Rencontre politique du 30 avril : le FDR décline la main tendue de Bamba Cissé et dénonce un processus « unilatéral »

Le Front pour la Défense de la Démocratie et de la République (FDR) a annoncé qu’il ne prendra pas part à la rencontre convoquée le 30 avril 2026 par le ministre de l’Intérieur, marquant ainsi une nouvelle étape dans les tensions entre l’opposition et le pouvoir.

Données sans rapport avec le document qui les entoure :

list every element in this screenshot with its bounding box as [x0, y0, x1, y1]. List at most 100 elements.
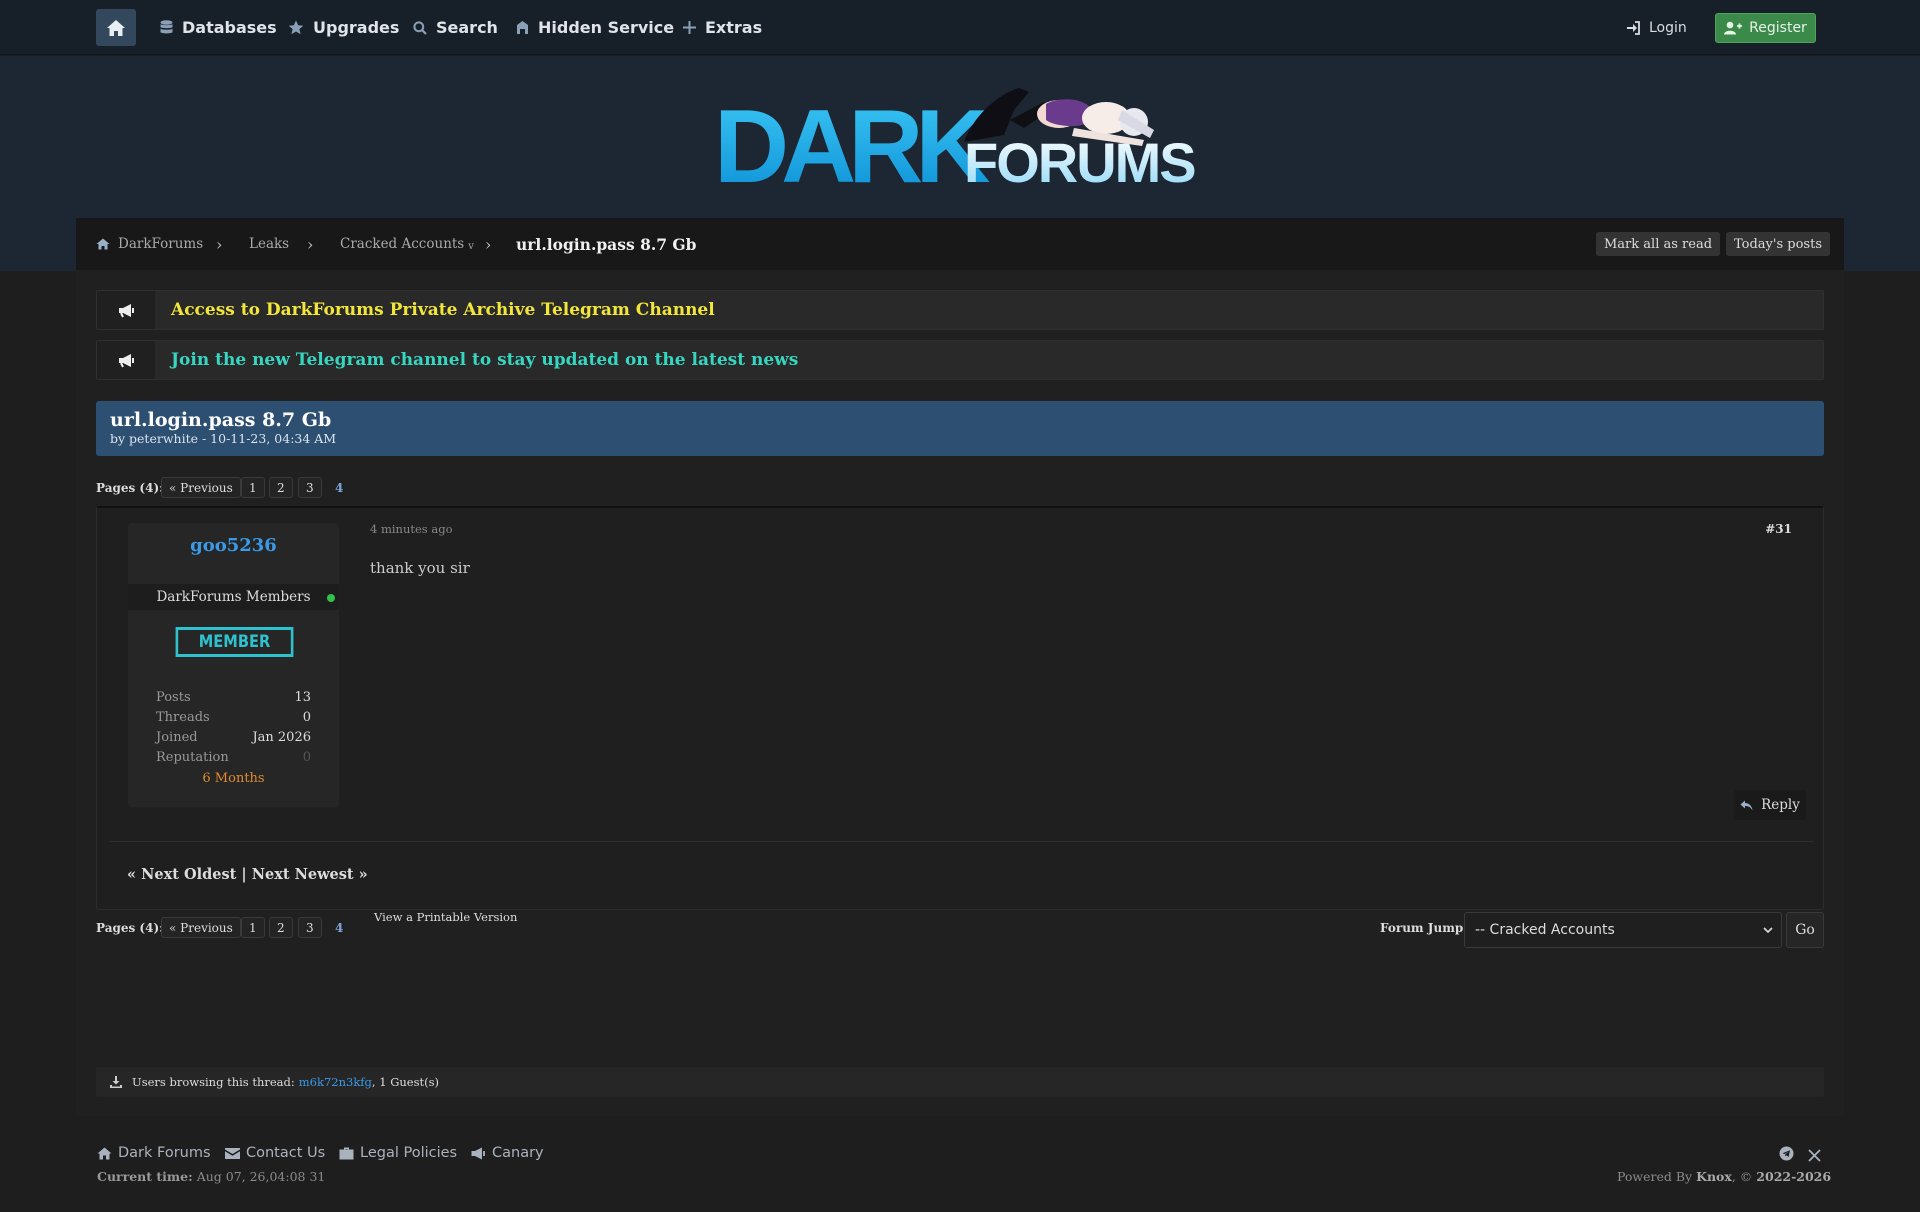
reply-icon	[1740, 800, 1753, 810]
stat-label: Posts	[156, 690, 191, 705]
membership-duration: 6 Months	[202, 771, 265, 786]
pagination-page[interactable]: 1	[241, 917, 265, 938]
x-social-icon[interactable]	[1808, 1147, 1821, 1166]
footer-link-label: Canary	[492, 1145, 544, 1161]
pagination-page[interactable]: 3	[298, 917, 322, 938]
stat-value: 0	[302, 710, 311, 725]
footer-link-legal-policies[interactable]: Legal Policies	[339, 1145, 457, 1161]
powered-by-prefix: Powered By	[1617, 1169, 1693, 1184]
breadcrumb-home[interactable]: DarkForums	[96, 218, 203, 270]
footer-link-label: Legal Policies	[360, 1145, 458, 1161]
pagination-label: Pages (4):	[96, 481, 164, 495]
footer-link-label: Dark Forums	[118, 1145, 211, 1161]
breadcrumb-current: url.login.pass 8.7 Gb	[516, 234, 697, 254]
nav-upgrades-label: Upgrades	[313, 18, 400, 37]
chevron-down-icon	[1763, 927, 1773, 934]
search-icon	[413, 20, 427, 35]
nav-databases[interactable]: Databases	[160, 0, 277, 55]
thread-byline: by peterwhite - 10-11-23, 04:34 AM	[110, 431, 337, 446]
powered-by: Powered By Knox, © 2022-2026	[1617, 1169, 1831, 1184]
breadcrumb-dropdown-marker[interactable]: v	[468, 241, 474, 252]
users-browsing: Users browsing this thread: m6k72n3kfg, 1…	[110, 1067, 439, 1097]
stat-value: 0	[302, 750, 311, 765]
pagination-page[interactable]: 2	[269, 917, 293, 938]
footer-link-contact-us[interactable]: Contact Us	[225, 1145, 325, 1161]
post-timestamp: 4 minutes ago	[370, 522, 453, 536]
login-label: Login	[1649, 19, 1687, 36]
nav-search-label: Search	[436, 18, 498, 37]
stat-label: Joined	[156, 730, 198, 745]
reply-button[interactable]: Reply	[1734, 790, 1806, 820]
pagination-page[interactable]: 1	[241, 477, 265, 498]
breadcrumb-leaks-label: Leaks	[249, 236, 290, 252]
post-author-name[interactable]: goo5236	[128, 535, 339, 556]
breadcrumb-cracked-label: Cracked Accounts	[340, 236, 465, 252]
copyright-years: 2022-2026	[1756, 1169, 1832, 1184]
login-link[interactable]: Login	[1626, 0, 1687, 55]
browsing-user-link[interactable]: m6k72n3kfg	[299, 1075, 372, 1089]
printable-version-link[interactable]: View a Printable Version	[374, 910, 517, 924]
nav-hidden-service[interactable]: Hidden Service	[516, 0, 674, 55]
current-time-value: Aug 07, 26,04:08 31	[196, 1169, 326, 1184]
breadcrumb-leaks[interactable]: Leaks	[249, 218, 289, 270]
pagination-previous[interactable]: « Previous	[161, 477, 241, 498]
announcement-banner[interactable]: Join the new Telegram channel to stay up…	[96, 340, 1824, 380]
megaphone-icon	[97, 341, 155, 379]
nav-hidden-service-label: Hidden Service	[538, 18, 675, 37]
database-icon	[160, 20, 173, 34]
megaphone-icon	[471, 1147, 485, 1159]
reply-label: Reply	[1761, 797, 1800, 813]
chevron-right-icon: ›	[307, 234, 314, 254]
breadcrumb-cracked-accounts[interactable]: Cracked Accounts v	[340, 218, 474, 270]
telegram-icon[interactable]	[1779, 1146, 1794, 1165]
post-divider	[110, 841, 1814, 842]
online-status-icon	[327, 594, 335, 602]
post-number[interactable]: #31	[1748, 522, 1792, 536]
download-icon	[110, 1076, 122, 1088]
pagination-label: Pages (4):	[96, 921, 164, 935]
svg-text:FORUMS: FORUMS	[964, 131, 1195, 190]
footer-link-dark-forums[interactable]: Dark Forums	[97, 1145, 211, 1161]
pagination-current: 4	[335, 920, 344, 935]
stat-label: Reputation	[156, 750, 229, 765]
post	[96, 506, 1824, 910]
current-time-label: Current time:	[97, 1169, 193, 1184]
add-user-icon	[1724, 21, 1743, 35]
stat-label: Threads	[156, 710, 210, 725]
star-icon	[288, 20, 304, 35]
footer-link-canary[interactable]: Canary	[471, 1145, 544, 1161]
login-icon	[1627, 20, 1640, 35]
mark-all-read-button[interactable]: Mark all as read	[1596, 232, 1721, 256]
pagination-page[interactable]: 2	[269, 477, 293, 498]
thread-navigation[interactable]: « Next Oldest | Next Newest »	[127, 866, 368, 883]
pagination-current: 4	[335, 480, 344, 495]
browsing-guests: , 1 Guest(s)	[371, 1075, 440, 1089]
announcement-banner[interactable]: Access to DarkForums Private Archive Tel…	[96, 290, 1824, 330]
powered-by-name[interactable]: Knox	[1696, 1169, 1732, 1184]
user-group: DarkForums Members	[156, 589, 311, 605]
home-button[interactable]	[96, 9, 136, 46]
nav-extras-label: Extras	[705, 18, 763, 37]
home-icon	[96, 238, 110, 250]
thread-header	[96, 401, 1824, 456]
todays-posts-button[interactable]: Today's posts	[1726, 232, 1830, 256]
forum-jump-select[interactable]: -- Cracked Accounts	[1464, 912, 1782, 948]
svg-text:DARK: DARK	[714, 89, 990, 190]
forum-jump-go-button[interactable]: Go	[1786, 912, 1824, 948]
pagination-previous[interactable]: « Previous	[161, 917, 241, 938]
chevron-right-icon: ›	[485, 234, 492, 254]
site-logo[interactable]: DARK FORUMS	[714, 80, 1204, 205]
nav-search[interactable]: Search	[413, 0, 498, 55]
megaphone-icon	[97, 291, 155, 329]
announcement-text: Access to DarkForums Private Archive Tel…	[171, 300, 715, 320]
stat-value: 13	[294, 690, 311, 705]
member-badge: MEMBER	[175, 627, 294, 657]
footer-link-label: Contact Us	[246, 1145, 326, 1161]
nav-upgrades[interactable]: Upgrades	[288, 0, 399, 55]
register-button[interactable]: Register	[1715, 13, 1816, 43]
envelope-icon	[225, 1147, 240, 1159]
pagination-page[interactable]: 3	[298, 477, 322, 498]
nav-extras[interactable]: Extras	[683, 0, 762, 55]
copyright-separator: , ©	[1731, 1169, 1753, 1184]
home-icon	[97, 1147, 112, 1159]
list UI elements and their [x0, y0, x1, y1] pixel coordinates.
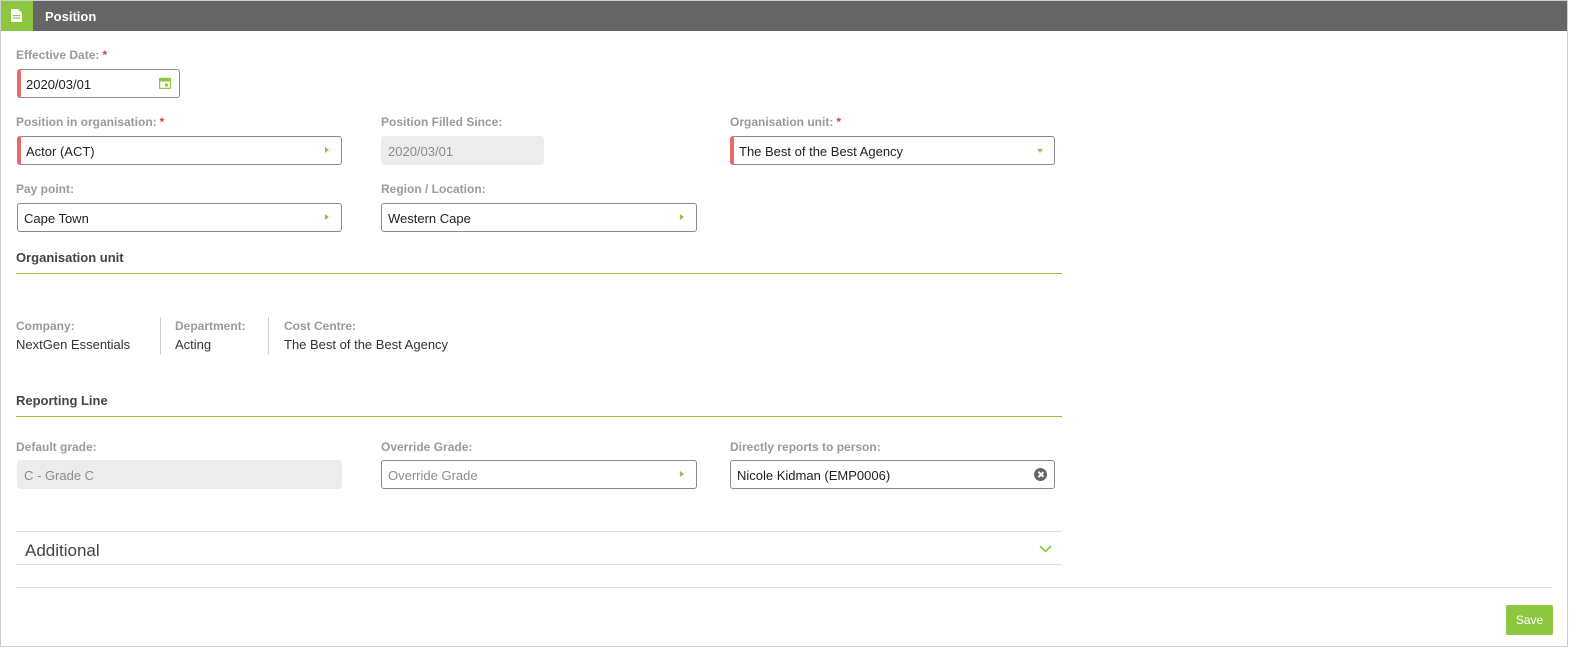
- directly-reports-to-label: Directly reports to person:: [730, 440, 881, 454]
- position-in-organisation-label: Position in organisation: *: [16, 115, 165, 129]
- info-divider: [268, 317, 269, 354]
- directly-reports-to-value: Nicole Kidman (EMP0006): [737, 468, 891, 483]
- clear-icon[interactable]: [1034, 468, 1047, 481]
- chevron-down-icon: [1039, 545, 1052, 553]
- calendar-icon[interactable]: [159, 77, 171, 89]
- additional-bottom-divider: [16, 564, 1062, 565]
- required-marker: *: [159, 115, 165, 129]
- department-value: Acting: [175, 337, 212, 352]
- position-panel: Position Effective Date: * 2020/03/01 Pos…: [0, 0, 1568, 647]
- pay-point-label: Pay point:: [16, 182, 75, 196]
- section-divider: [16, 273, 1062, 274]
- cost-centre-label: Cost Centre:: [284, 319, 357, 333]
- position-filled-since-value: 2020/03/01: [388, 144, 454, 159]
- organisation-unit-section-title: Organisation unit: [16, 250, 124, 265]
- default-grade-field: C - Grade C: [17, 460, 342, 489]
- default-grade-value: C - Grade C: [24, 468, 95, 483]
- cost-centre-value: The Best of the Best Agency: [284, 337, 449, 352]
- reporting-line-section-title: Reporting Line: [16, 393, 108, 408]
- pay-point-value: Cape Town: [24, 211, 89, 226]
- department-label: Department:: [175, 319, 246, 333]
- position-in-organisation-select[interactable]: Actor (ACT): [17, 136, 342, 165]
- panel-header: Position: [1, 1, 1567, 31]
- company-label: Company:: [16, 319, 75, 333]
- additional-title: Additional: [25, 541, 100, 560]
- position-filled-since-label: Position Filled Since:: [381, 115, 503, 129]
- organisation-unit-value: The Best of the Best Agency: [739, 144, 904, 159]
- additional-accordion-header[interactable]: Additional: [16, 532, 1062, 564]
- organisation-unit-label: Organisation unit: *: [730, 115, 842, 129]
- position-in-organisation-value: Actor (ACT): [26, 144, 95, 159]
- required-marker: *: [836, 115, 842, 129]
- panel-title: Position: [45, 9, 97, 24]
- directly-reports-to-field[interactable]: Nicole Kidman (EMP0006): [730, 460, 1055, 489]
- caret-right-icon: [325, 147, 329, 153]
- required-marker: *: [102, 48, 108, 62]
- effective-date-value: 2020/03/01: [26, 77, 92, 92]
- position-filled-since-field: 2020/03/01: [381, 136, 544, 165]
- region-location-label: Region / Location:: [381, 182, 486, 196]
- region-location-value: Western Cape: [388, 211, 471, 226]
- effective-date-label: Effective Date: *: [16, 48, 108, 62]
- info-divider: [160, 317, 161, 354]
- save-button[interactable]: Save: [1506, 605, 1553, 635]
- override-grade-select[interactable]: Override Grade: [381, 460, 697, 489]
- organisation-unit-select[interactable]: The Best of the Best Agency: [730, 136, 1055, 165]
- caret-right-icon: [680, 214, 684, 220]
- default-grade-label: Default grade:: [16, 440, 97, 454]
- section-divider: [16, 416, 1062, 417]
- document-icon: [1, 1, 33, 31]
- override-grade-placeholder: Override Grade: [388, 468, 478, 483]
- effective-date-field[interactable]: 2020/03/01: [17, 69, 180, 98]
- caret-right-icon: [680, 471, 684, 477]
- caret-down-icon: [1037, 149, 1043, 153]
- pay-point-select[interactable]: Cape Town: [17, 203, 342, 232]
- region-location-select[interactable]: Western Cape: [381, 203, 697, 232]
- footer-divider: [16, 587, 1552, 588]
- caret-right-icon: [325, 214, 329, 220]
- company-value: NextGen Essentials: [16, 337, 131, 352]
- override-grade-label: Override Grade:: [381, 440, 473, 454]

Dans un communiqué rendu public, la coalition dit avoir pris connaissance des avant-projets de lois publiés par les services de la présidence de la République, présentés comme issus des travaux d’un « comité de relecture » des conclusions du Dialogue national de mai 2025. Le FDR conteste toutefois la légitimité de ce processus.

Selon l’organisation, plusieurs partis d’opposition ayant participé au Dialogue national avaient déjà dénoncé leur exclusion de ce comité et s’étaient désolidarisés de ses conclusions. Quant aux formations politiques qui n’avaient pas pris part aux discussions initiales, elles auraient rejeté les résultats dès leur publication.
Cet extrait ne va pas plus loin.